Updated: 11/30/2012 11:18 AM By: Mark Saxenmeyer

Drivers are finally feeling relief from a major Twin Cities traffic headache. The reconstruction of the Highway 169 and Interstate 494 interchange is now complete.

It was one of the worst traffic bottlenecks in the metro -- an antiquated system with lights and signals that brought traffic to a virtual standstill.

What a difference two years and $180 million make. Started in November 2010, the project came in on-budget, and was finished on schedule.

According to Kevin Walker, public affairs coordinator for the Minnesota Department of Transportation, said, "Now it's an inter-regional corridor, which is important because --from here all the way here to Mankato --you can go without having to stop at a stop light, which is a huge feat."

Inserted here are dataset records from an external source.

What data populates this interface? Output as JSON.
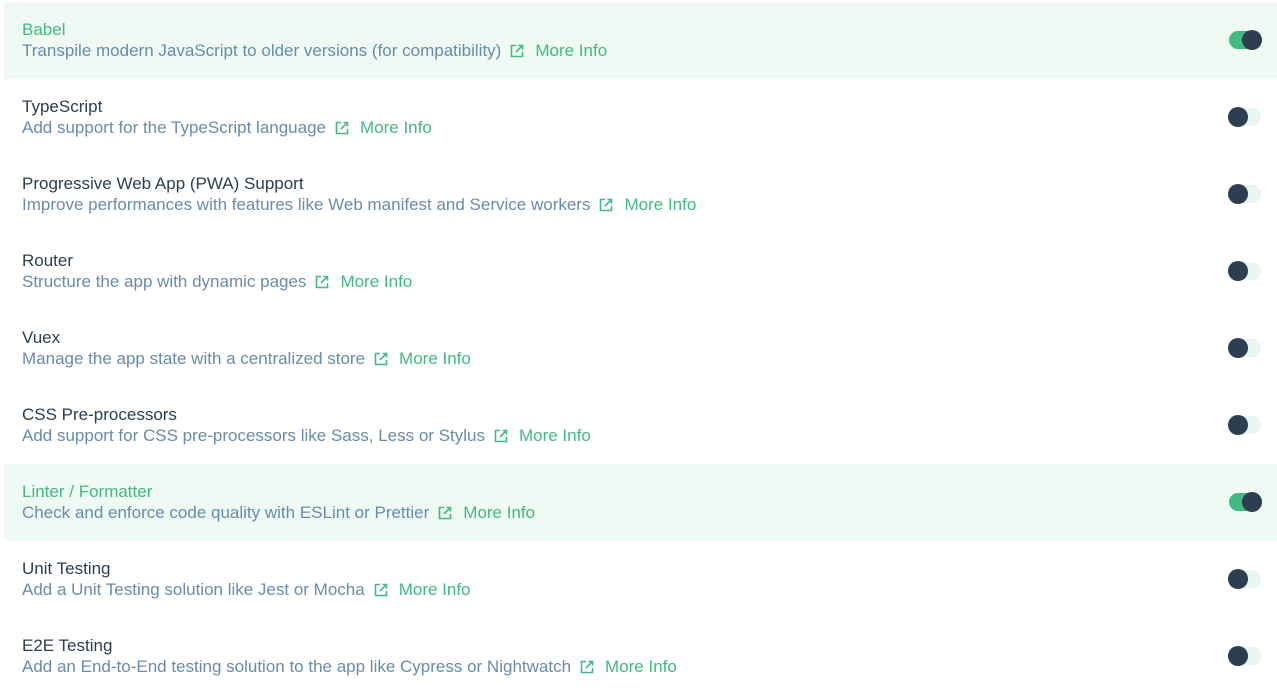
{
  "colors": {
    "accent": "#42b983",
    "selected_background": "#effaf4",
    "title_text": "#2c3e50",
    "description_text": "#6a8bad",
    "toggle_knob": "#2c3e50",
    "toggle_track_off": "#e8f6ef"
  },
  "features": [
    {
      "name": "Babel",
      "description": "Transpile modern JavaScript to older versions (for compatibility)",
      "link_label": "More Info",
      "link_icon": "external-link-icon",
      "enabled": true
    },
    {
      "name": "TypeScript",
      "description": "Add support for the TypeScript language",
      "link_label": "More Info",
      "link_icon": "external-link-icon",
      "enabled": false
    },
    {
      "name": "Progressive Web App (PWA) Support",
      "description": "Improve performances with features like Web manifest and Service workers",
      "link_label": "More Info",
      "link_icon": "external-link-icon",
      "enabled": false
    },
    {
      "name": "Router",
      "description": "Structure the app with dynamic pages",
      "link_label": "More Info",
      "link_icon": "external-link-icon",
      "enabled": false
    },
    {
      "name": "Vuex",
      "description": "Manage the app state with a centralized store",
      "link_label": "More Info",
      "link_icon": "external-link-icon",
      "enabled": false
    },
    {
      "name": "CSS Pre-processors",
      "description": "Add support for CSS pre-processors like Sass, Less or Stylus",
      "link_label": "More Info",
      "link_icon": "external-link-icon",
      "enabled": false
    },
    {
      "name": "Linter / Formatter",
      "description": "Check and enforce code quality with ESLint or Prettier",
      "link_label": "More Info",
      "link_icon": "external-link-icon",
      "enabled": true
    },
    {
      "name": "Unit Testing",
      "description": "Add a Unit Testing solution like Jest or Mocha",
      "link_label": "More Info",
      "link_icon": "external-link-icon",
      "enabled": false
    },
    {
      "name": "E2E Testing",
      "description": "Add an End-to-End testing solution to the app like Cypress or Nightwatch",
      "link_label": "More Info",
      "link_icon": "external-link-icon",
      "enabled": false
    }
  ]
}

Federal and state funding covered most of the cost but the cities that border the interchange--Edina, Bloomington and Eden Prairie--chipped in $8 million of that total.

"Our residents can expect to see some reduction in the amount of cut- through traffic that happens in our community," said Karl Keel, Bloomington's public works director.

The project reconstructed the interchange with six connections; it connected the north and south frontage roads under Highway 169; and it installed six roundabouts.

But not everyone is a fan.

John Seigwrth of Eden Prairie said, "We actually tried the roundabouts today and couldn't get on to 494 west. We couldn't figure out how to do that."

Others don't mind--and predict a much easier drive to work.

Another Eden Prairie resident, Linda Hallonquist, said, "So far the commute is faster because I'm able to use the side roads and the roundabouts and so, yeah, so far I think it's good."

Another expected perk of this project: significant regional economic benefits An estimated 50-thousand new jobs alone will be developed in Eden Prairie's Golden Triangle.

Keel explained, "I mean if you look at the amount of commercial development in the 494 corridor it rivals that of downtown Minneapolis. I mean it's significant."

An estimated 175,000 thousand vehicles will be driving through the interchange on a daily basis. All the operational pieces of the construction are complete. All that's left now to finish are landscaping, and signage work.

MnDOT says its next big construction project will begin in the spring of 2013. It's the 35-E corridor project, spanning from Maryland Avenue to Little Canada. A MnPASS lane will be added to the nine-mile stretch. It should be finished sometime in 2015.